In this week’s Research Roundup a brief from the Economic Policy Institute outlining why raising revenue from high-income earners should be part of any deficit reduction plan, an analysis from Policy Matters Ohio and EPI showing that regressive cuts enacted during the budgeting process will harm meager gains in job growth and a Center on Budget and Policy Priorities report details how raising the Medicare eligibility age would actually increase health costs across the economy.
The facts support raising revenues from the highest-income households  - A new issue brief from the Economic Policy Institute (EPI) outlines several reasons why an effective, balanced, and fair approach to deficit reduction would include raising revenue from high-income earners, “particularly now, when income distribution is extraordinarily skewed to the top and federal revenue is at the lowest level relative to the economy since 1950.”
Job Watch - August 2011: Ohio is Still Suffering in the Wake of the Great Recession  - This analysis from Policy Matters Ohio and the Economic Policy Institute finds that although Ohio has experienced job growth recently, it is far from what is needed to foster recovery and bring the state’s employment to pre-recession levels.
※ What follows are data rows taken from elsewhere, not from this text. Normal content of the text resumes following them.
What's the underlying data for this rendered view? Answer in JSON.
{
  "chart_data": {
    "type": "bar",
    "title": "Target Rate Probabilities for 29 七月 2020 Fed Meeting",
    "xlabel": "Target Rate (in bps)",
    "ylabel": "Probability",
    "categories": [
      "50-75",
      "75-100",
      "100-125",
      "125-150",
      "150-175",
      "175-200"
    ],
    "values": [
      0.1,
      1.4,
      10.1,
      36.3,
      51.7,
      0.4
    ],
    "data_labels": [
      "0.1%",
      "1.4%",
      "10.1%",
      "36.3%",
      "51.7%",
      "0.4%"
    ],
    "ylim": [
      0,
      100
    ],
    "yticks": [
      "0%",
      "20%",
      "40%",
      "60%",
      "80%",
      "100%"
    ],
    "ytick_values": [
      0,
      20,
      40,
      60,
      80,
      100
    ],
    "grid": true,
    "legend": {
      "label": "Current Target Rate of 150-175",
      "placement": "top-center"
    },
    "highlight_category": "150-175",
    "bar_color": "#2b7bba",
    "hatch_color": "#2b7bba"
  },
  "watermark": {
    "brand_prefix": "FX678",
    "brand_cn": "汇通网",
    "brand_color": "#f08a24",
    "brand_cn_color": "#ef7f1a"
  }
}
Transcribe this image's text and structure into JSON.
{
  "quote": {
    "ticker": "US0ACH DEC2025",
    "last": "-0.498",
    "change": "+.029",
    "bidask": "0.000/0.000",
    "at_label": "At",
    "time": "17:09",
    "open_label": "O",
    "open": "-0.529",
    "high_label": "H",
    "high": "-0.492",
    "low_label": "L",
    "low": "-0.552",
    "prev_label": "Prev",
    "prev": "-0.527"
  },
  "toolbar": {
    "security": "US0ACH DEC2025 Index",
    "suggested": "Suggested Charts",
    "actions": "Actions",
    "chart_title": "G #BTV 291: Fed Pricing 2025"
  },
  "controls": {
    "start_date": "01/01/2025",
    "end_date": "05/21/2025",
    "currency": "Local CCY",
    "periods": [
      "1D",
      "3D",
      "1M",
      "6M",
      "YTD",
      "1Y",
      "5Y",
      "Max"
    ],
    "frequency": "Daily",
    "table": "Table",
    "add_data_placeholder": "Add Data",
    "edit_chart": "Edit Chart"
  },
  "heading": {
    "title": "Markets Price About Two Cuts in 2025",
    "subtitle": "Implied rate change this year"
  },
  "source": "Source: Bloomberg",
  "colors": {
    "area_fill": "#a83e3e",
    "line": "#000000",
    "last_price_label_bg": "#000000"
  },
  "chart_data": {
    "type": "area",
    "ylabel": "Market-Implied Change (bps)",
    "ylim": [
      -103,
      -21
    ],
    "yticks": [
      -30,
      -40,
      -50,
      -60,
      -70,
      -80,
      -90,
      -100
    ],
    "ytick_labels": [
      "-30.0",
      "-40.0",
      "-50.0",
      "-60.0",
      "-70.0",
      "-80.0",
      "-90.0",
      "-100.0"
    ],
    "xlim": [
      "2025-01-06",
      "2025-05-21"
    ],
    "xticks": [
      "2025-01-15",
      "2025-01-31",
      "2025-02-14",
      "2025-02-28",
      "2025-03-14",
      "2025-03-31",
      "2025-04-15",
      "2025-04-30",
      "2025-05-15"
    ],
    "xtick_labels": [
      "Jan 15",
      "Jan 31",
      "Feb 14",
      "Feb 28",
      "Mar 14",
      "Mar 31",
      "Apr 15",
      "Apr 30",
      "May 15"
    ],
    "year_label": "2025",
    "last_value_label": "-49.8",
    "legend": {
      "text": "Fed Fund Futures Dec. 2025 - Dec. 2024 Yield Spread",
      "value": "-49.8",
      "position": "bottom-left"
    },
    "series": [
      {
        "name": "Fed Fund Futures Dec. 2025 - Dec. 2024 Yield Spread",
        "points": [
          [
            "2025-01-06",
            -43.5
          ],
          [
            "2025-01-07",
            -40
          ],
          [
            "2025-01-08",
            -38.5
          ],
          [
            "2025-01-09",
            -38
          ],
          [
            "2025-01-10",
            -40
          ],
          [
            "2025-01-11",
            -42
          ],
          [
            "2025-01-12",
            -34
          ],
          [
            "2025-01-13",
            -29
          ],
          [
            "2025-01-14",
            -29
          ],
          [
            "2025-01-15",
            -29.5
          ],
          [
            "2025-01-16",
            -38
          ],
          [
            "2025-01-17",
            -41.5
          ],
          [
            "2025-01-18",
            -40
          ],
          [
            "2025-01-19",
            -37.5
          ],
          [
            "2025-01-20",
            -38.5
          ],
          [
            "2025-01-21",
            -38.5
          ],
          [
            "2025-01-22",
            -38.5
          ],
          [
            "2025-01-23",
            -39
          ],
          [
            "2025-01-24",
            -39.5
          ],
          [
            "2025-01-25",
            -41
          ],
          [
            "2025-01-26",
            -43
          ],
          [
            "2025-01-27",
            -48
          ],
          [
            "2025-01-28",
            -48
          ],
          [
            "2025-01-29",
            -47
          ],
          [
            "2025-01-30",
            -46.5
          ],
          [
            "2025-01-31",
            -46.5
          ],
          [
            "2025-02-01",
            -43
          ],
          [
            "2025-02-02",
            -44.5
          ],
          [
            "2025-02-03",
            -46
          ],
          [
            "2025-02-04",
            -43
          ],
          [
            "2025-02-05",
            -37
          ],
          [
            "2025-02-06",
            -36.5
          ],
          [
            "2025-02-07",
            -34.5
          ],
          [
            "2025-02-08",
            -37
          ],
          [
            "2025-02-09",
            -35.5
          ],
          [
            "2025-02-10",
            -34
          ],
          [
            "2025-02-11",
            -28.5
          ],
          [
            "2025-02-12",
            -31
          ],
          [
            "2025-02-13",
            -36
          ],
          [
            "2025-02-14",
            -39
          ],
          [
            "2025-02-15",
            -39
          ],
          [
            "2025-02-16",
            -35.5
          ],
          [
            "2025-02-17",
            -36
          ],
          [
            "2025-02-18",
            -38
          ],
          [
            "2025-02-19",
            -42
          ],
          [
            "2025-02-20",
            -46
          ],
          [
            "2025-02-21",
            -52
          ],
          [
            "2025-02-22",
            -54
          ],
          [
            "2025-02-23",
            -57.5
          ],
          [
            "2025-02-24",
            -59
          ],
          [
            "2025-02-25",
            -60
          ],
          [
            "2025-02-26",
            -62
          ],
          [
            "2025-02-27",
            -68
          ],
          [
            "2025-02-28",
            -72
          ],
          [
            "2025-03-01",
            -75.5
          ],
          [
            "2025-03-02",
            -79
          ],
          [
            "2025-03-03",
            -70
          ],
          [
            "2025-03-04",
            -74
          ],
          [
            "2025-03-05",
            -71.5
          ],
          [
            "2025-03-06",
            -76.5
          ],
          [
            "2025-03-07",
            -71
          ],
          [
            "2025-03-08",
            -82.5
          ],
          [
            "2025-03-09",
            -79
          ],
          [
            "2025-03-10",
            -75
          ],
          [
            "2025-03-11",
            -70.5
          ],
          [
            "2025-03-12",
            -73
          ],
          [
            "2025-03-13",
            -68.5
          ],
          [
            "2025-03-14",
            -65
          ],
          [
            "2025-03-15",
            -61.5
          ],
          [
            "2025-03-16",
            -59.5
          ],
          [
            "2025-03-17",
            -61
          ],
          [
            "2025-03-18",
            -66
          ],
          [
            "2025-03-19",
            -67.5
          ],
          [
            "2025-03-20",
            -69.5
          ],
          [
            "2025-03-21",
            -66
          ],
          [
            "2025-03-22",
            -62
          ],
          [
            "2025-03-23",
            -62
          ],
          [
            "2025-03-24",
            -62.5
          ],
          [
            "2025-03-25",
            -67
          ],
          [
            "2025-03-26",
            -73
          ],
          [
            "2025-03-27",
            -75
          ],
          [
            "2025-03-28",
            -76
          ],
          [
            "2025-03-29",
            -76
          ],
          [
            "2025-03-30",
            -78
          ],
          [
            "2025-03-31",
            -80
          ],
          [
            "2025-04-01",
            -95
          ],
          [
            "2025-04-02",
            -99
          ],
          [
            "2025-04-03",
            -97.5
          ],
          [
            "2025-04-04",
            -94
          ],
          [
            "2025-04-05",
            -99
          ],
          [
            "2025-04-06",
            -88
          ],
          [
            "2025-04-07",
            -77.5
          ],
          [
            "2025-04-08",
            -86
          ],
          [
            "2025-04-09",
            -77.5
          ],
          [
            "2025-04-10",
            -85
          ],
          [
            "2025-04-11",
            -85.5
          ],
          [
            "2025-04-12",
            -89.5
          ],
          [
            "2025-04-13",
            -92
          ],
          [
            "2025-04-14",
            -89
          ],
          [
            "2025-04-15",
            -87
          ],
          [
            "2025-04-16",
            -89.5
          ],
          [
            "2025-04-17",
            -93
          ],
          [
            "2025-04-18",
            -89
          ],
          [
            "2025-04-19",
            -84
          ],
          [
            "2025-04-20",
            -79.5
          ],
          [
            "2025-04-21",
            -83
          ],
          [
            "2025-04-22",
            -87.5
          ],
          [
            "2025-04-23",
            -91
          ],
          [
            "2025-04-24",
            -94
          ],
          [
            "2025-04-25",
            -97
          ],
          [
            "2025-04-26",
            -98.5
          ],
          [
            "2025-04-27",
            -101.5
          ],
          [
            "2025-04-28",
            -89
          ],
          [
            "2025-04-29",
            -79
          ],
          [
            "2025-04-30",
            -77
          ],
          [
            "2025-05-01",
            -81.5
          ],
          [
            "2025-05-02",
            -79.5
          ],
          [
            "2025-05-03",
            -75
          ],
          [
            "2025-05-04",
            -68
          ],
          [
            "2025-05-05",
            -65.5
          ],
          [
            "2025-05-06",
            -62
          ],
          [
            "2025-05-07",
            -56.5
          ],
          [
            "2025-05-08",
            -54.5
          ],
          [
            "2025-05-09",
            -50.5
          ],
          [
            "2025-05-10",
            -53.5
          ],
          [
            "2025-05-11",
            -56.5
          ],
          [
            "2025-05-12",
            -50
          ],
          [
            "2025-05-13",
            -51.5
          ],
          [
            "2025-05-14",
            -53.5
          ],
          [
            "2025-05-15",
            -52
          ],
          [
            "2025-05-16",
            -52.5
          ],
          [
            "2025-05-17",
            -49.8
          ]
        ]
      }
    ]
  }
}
What’s more, the regressive cuts enacted through the budget will only further the state’s economic woes. The authors write, “[t]he Great Recession of 2007-9 only deepened Ohio’s ills. The state budget signed into law in June adopted a cuts only approach to balancing the budget. Cuts to education alone are estimated to cost Ohio tens of thousands of jobs.1 Putting workers back to work needs to be the primary goal for lawmakers.”
Raising Medicare’s Eligibility Age Would Increase Overall Health Spending and Shift Costs to Seniors, States, and Employers  - A new report from the Center on Budget and Policy Priorities shows that increasing the Medicare eligibility age from 65-67, a proposal likely to be considered as a deficit reduction measure, would actually increase health care costs across the economy.